La pandémie a favorisé la violence à l’égard des femmes de par le confinement pendant des mois et de par la restriction de la mobilité des citoyens qui a mis les femmes face à leur bourreau avec l’impossibilité de pouvoir en parler ou d’aller vers des associations comme elles auraient pu faire en temps ordinaire.

Les contacts avec la famille et l’environnement étaient très réduits, ce qui a favorisé la pression et la tension ressenties par toute la famille et fait en sorte que ceux qui étaient violents avant la pandémie le deviennent encore plus et les victimes n’ont eu d’autre choix que d’encaisser.

Nous avons observé plusieurs tentatives de suicide, plusieurs plaintes liées à la violence domestique et notamment une hausse notable du taux de demande de divorce dans les tribunaux casablancais.

– Quelles sont les répercussions psychologiques et sur la société de la violence à l’égard des femmes ?

Les répercussions psychologiques se traduisent par des maladies somatiques, des passages à l’acte suicidaire, une autodestruction, des automutilations, des addictions, une perte d’estime de soi, de l’image positive de soi et des troubles mentaux relatifs au stress post traumatique et à l’anxiété dus à ces traumatismes perpétuels et continus.
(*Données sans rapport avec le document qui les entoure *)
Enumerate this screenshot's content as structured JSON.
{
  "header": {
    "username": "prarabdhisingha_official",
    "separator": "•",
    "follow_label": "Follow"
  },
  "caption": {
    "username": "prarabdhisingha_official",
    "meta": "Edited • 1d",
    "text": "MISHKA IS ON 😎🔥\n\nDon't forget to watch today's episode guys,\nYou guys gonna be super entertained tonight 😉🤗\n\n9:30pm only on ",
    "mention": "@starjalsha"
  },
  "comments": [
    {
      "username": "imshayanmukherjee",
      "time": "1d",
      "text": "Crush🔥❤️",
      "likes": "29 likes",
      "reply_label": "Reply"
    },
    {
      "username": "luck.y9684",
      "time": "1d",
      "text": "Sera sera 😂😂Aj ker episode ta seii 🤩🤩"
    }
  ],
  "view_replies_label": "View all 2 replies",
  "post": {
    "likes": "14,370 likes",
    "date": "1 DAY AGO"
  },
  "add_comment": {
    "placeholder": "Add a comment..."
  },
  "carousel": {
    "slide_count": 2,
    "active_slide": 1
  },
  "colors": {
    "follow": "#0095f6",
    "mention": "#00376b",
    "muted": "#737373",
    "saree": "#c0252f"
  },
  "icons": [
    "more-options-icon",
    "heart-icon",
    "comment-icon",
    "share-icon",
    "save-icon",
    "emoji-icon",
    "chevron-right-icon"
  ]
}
C’est en effet une violence qui ne s’arrête pas, qui s’inscrit dans le temps et qui inscrit la victime dans un stress post-traumatique.

Au niveau social, les filles et les femmes sont privées de leur droit à l’enseignement, à la formation, à l’accès au monde du travail, à l’autonomisation, ce qui a un impact négatif sur toute la société.

– Quelles sont les solutions pour éradiquer les violences faites aux femmes ?

Il est important qu’il y ait une adhésion de tous les acteurs de la société présents sur le terrain, notamment le personnel de la santé qui reçoit fréquemment les victimes de la violence physique et psychologique.

Il faut travailler sur la formation des agents de santé, travailler avec les assistantes sociales, avec les éducateurs, avec le réseau associatif qui lutte contre la violence faite aux femmes, avec les sécuritaires, notamment la police et la Gendarmerie Royale pour assurer un meilleur accueil et pour faciliter la procédure de l’alerte et de la déclaration de l’abus.

Il est important que toute déclaration de violence ait une réponse dans l’immédiat, une prise en charge et un suivi, en plus du renforcement de la procédure de la prise en charge médicale, psychologique et socioprofessionnelles des victimes de la violence.

Il faut une implication de la société toute entière et des législateurs pour renforcer l’arsenal juridique de la violence à l’égard des femmes, reconnaître des campagnes de sensibilisation par les médias qui doivent prendre part à une politique nationale pour protéger les femmes, les filles et la société.

Il est nécessaire qu’il ait une convergence de toutes les forces du terrain politique, médical, social, sécuritaire, des sciences humaines et sociales, et médiatiques pour mener à bien cette réforme qui vise à éradiquer cette inégalité entre les hommes et les femmes.